How Palestinian protesters helped Black Lives Matter
Surviving tear gas became essential to BLM. Lesson was just one way Millennials used social media to cross global divide
“Always make sure to run against the wind/to keep calm when you’re teargassed, the pain will pass, don’t rub your eyes! #Ferguson Solidarity.” Activist Mariam Barghouti tweeted that during one of the most dangerous nights of protests and intense police confrontation in Ferguson.
Barghouti, a Palestinian-American journalist and translator from the West Bank, immediately saw a link between young black protesters in a small suburb near St. Louis and Palestinians who had also resisted state violence half a world away.
“The connection between the African American community and Palestine is essential for human rights. It reminds us all that oppression has no boundaries and despite the differences our struggles are united,” Barghouti said recently. “No justice is true justice without the liberation of all.”

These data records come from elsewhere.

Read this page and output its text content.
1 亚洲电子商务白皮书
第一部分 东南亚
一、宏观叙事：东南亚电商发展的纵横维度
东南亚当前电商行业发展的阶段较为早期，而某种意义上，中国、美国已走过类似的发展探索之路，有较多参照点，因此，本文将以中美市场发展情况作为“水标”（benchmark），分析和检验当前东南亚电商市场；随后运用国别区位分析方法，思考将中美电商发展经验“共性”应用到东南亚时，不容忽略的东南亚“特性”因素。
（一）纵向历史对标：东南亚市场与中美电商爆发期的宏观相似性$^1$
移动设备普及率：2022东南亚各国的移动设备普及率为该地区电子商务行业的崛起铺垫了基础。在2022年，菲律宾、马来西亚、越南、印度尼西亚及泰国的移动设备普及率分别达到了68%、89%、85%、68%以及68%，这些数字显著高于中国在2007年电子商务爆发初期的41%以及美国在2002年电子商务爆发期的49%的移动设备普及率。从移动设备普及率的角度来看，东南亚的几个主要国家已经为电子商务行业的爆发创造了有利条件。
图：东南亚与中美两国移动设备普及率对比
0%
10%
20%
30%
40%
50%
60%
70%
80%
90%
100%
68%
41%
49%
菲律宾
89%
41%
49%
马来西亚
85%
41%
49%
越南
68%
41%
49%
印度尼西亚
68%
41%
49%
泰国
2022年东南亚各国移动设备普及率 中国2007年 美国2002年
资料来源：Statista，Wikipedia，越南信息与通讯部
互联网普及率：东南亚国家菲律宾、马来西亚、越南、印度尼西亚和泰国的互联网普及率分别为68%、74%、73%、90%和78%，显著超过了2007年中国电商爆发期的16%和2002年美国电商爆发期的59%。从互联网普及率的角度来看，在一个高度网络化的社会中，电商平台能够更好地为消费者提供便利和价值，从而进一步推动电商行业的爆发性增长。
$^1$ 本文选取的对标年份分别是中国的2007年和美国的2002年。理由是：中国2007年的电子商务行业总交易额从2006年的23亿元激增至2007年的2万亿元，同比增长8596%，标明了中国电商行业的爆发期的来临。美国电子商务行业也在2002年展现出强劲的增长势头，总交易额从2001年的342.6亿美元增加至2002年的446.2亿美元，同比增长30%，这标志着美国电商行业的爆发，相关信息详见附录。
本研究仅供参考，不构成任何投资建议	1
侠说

That connection took Black Lives Matter to the Middle East just a little more than a month ago to talk to Palestinians who had not only sent advice via Twitter, but had at one point joined them in Ferguson. Members of BLM teamed with Dream Defenders, a liberation organization that fights for, among other things, an end to wars of aggression all over the world. The delegation met with grassroots organizations in Ramallah, Jerusalem and Haifa to develop a deeper understanding of the Palestinian struggleand to figure out how their fight parallels that of blacks in the U.S.
For Millennials, platforms like Twitter have facilitated global connections that help activists participate in worldwide demonstrations that often emanate from similar violence and oppression.
The delegation that went to the Middle East attempted to “build real relationships with those on the ground leading the fight for liberation,” said Ahmad Abuznaid, the chief operating officer of Dream Defenders who organized the trip.
In the days following the August 2014 death of young black male Michael Brown at the hands of white officer Darren Wilson, civil unrest and police brutality in Ferguson reached a crescendo. Officers wore riot gear. Area residents were placed under a curfew. Police shot tear gas into crowds. Protesters were arrested.
That summer, Palestinians suffered violent exchanges under Operation Protective Edge, during which Israel launched attacks on the Gaza Strip in an attempt to end Palestinian rocket fire, according to reports. Many of their homes and businesses were obliterated. It was against this backdrop that Palestinians shared advice with people in Ferguson.
Among the many other tweets that came during those protests was one from Rajai Abukhalil, who describes himself on Twitter as a Palestinian doctor and activist: “It is always the oppressed caring for the oppressed no matter where in the world. #Palestine stands with #Ferguson.”
Policing methods in Ferguson and during many high-profile protests that followed looked like scenes from war zones in the Middle East and other police states where law enforcement uses abuse and intimidation to bring order. The American Civil Liberties Union stated that “the predominately white local and county police responded to the largely peaceful protests in the overwhelmingly African-American community with a show of force that left Americans wondering whether they were watching events unfold on the streets of suburban St. Louis or on the streets of an authoritarian country.”
“The solidarity between the African American community and Palestinians acts as a unified front against the selectivity and exclusivity of human rights,” the Palestinian protester Barghouti said. “Oppression is perpetuated by the divide-and-conquer strategy, so the … union between the African American community and the Palestinian struggle breaks this sinister endeavor and brings us closer to justice.”